For testing it stands out JUnit, but this is unit testing. I’ll show you now how to have continuous integration for functional and performance (load) testing for web applications.
Basically I will use only Ant and JMeter. I will not enter into any details of how to write your JMeter test plan. For this you have at your disposal the JMeter documentation and a very nice graphical interface. The fact is that you will have in the end a functional and load testing plan.
And now the integration part. Ant is a very good choice when it comes to this and I think this should be your first one to look into if interested in integration.
What I want to have in the end is an automated test plan, that runs (on a remote machine), generates some results and email them to me.
Another nice thing about JMeter is that it comes packed with an Ant task too, that you will find in the extras directory under the root.
So now we have everything, except the Ant file. I will write it now.

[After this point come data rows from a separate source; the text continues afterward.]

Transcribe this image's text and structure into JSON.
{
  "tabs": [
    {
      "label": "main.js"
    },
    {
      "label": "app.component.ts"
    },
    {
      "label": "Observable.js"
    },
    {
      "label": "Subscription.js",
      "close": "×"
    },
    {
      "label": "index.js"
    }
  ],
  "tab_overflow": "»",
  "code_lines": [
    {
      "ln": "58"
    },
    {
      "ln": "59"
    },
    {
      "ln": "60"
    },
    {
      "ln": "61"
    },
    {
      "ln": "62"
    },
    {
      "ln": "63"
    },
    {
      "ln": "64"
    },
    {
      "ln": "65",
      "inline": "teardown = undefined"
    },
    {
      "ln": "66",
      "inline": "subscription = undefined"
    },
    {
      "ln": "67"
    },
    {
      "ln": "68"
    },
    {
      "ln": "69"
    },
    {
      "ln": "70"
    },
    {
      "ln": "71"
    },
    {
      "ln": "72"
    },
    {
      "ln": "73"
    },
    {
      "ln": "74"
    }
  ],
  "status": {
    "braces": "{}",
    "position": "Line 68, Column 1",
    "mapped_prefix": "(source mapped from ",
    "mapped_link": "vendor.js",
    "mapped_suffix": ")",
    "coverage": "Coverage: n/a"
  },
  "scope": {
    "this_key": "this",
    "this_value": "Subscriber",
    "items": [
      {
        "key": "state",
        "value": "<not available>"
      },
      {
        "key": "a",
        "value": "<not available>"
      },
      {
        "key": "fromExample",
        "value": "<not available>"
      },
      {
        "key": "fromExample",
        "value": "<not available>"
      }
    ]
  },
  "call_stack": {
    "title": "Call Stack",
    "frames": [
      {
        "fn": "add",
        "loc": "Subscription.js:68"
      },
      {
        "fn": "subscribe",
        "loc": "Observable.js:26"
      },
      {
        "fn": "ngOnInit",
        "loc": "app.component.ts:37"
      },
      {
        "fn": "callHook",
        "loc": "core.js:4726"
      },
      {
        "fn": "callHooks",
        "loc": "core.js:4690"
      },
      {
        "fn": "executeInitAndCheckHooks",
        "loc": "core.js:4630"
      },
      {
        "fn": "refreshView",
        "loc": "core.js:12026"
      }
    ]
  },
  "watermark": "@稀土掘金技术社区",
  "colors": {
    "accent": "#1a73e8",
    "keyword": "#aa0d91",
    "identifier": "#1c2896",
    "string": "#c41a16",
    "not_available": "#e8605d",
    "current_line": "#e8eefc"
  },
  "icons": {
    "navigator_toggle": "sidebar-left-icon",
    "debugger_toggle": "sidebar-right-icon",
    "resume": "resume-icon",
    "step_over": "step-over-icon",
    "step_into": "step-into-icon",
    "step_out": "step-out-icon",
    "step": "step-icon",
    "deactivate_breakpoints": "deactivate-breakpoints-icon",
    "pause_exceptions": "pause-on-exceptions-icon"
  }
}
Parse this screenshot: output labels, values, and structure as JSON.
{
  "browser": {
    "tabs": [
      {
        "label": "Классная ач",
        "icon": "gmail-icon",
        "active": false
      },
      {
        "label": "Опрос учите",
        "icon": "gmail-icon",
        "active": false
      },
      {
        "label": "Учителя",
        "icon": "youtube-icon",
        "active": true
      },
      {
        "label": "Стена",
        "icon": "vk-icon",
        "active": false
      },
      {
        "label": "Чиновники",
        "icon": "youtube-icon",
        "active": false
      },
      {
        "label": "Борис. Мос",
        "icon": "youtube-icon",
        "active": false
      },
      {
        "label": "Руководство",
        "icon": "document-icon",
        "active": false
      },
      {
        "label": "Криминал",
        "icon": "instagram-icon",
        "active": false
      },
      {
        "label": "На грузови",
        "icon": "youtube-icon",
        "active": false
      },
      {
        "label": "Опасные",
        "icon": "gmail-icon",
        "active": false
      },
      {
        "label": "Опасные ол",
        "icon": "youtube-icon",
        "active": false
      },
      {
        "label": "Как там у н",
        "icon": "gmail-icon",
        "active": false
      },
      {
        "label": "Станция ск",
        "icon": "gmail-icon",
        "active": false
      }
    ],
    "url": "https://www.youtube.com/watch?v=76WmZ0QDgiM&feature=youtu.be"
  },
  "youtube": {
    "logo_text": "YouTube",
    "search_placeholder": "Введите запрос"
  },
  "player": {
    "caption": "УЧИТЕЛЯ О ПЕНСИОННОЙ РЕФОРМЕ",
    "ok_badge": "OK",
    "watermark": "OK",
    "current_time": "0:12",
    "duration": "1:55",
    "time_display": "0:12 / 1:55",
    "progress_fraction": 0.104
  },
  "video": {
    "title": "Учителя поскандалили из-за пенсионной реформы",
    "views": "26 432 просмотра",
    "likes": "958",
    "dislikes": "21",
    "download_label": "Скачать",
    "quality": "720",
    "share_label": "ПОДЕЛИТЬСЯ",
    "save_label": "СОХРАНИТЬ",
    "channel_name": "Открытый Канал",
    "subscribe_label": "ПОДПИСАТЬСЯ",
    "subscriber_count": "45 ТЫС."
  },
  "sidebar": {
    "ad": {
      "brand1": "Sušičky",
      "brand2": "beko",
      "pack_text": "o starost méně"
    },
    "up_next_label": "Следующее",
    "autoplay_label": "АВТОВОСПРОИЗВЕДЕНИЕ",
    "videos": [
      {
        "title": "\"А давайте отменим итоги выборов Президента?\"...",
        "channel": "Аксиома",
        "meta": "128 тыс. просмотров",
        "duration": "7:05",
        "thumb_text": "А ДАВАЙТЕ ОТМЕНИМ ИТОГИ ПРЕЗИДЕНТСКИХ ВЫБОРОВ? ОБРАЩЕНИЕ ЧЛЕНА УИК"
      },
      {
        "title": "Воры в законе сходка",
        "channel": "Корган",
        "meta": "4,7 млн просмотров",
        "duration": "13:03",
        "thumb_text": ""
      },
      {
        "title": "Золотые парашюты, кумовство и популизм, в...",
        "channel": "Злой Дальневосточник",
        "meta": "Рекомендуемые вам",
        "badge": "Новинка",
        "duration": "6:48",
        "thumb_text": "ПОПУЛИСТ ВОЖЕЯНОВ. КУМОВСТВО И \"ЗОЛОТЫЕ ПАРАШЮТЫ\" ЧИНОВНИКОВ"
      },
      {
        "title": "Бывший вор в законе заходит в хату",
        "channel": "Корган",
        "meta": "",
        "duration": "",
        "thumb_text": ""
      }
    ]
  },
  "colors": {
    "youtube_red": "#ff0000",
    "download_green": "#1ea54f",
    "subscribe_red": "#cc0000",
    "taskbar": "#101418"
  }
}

<project name="Integrated load testing" default="test" basedir=".">
    <description>
        This is the build file for integrated load testing.
    </description>

    <!-- set global properties for this build -->
    <property name="jmeter.home" location="c:/Program Files/jakarta-jmeter-2.3.3"/>
    <property name="testplan" location="test.jmx"/>
    <property name="log" location="log.jtl"/>
    <property name="report" location="report.html"/>
    <property name="reportd" location="report-detail.html"/>

    <!-- project libraries, for the JMeter Ant task -->
    <path id="libs">
        <fileset dir="${jmeter.home}/extras">
            <include name="ant-jmeter*.jar"/>
        </fileset>
    </path>

    <taskdef name="jmeter" classname="org.programmerplanet.ant.taskdefs.jmeter.JMeterTask" classpathref="libs"/>

    <target name="test">
        <!-- Delete previous reports files, if any -->
        <delete failonerror="false" file="${log}"/>
        <delete failonerror="false" file="${report}"/>
        <delete failonerror="false" file="${reportd}"/>

        <!-- Run the tests -->
        <jmeter jmeterhome="${jmeter.home}"
                testplan="${testplan}" resultlog="${log}"
                failureproperty="failed"
                >
            <!--proxyhost="a.proxy.if.needed" proxyport="8080"-->
            <jvmarg value="-Xincgc"/>
        </jmeter>

        <!-- Generate the reports from the log file -->
        <xslt in="${log}" out="${report}" style="${jmeter.home}/extras/jmeter-results-report_21.xsl"/>
        <xslt in="${log}" out="${reportd}" style="${jmeter.home}/extras/jmeter-results-detail-report_21.xsl"/>

        <!-- Mail the reports -->
        <mail mailhost="my.smtp.host"
              from="integrated@testing.com" tolist="all.interested@testing.com" replyto="no-reply@testing.com"
              subject="Testing report"
              messagemimetype="text/html" messagefile="${report}" files="${reportd}"/>
    </target>

</project>

Just to round up this nicely you have to schedule a task to run this Ant build whenever you think this is needed. Don’t run this too often on your production environment. Once a month, usually when you have low traffic hours should be fine. If you want to run this more often do it on a testing environment.
One more thing. For the mail to work in Ant and not to get the error Failed to initialise MIME mail: javax/mail/MessagingException you have to download JavaMail and JAF. Then just copy mail.jar (from JavaMail distribution) and activation.jar (from JAF) to <ant-dir>/lib.

And you’re all set up: a fast way to integrate functional and load testing for your web application.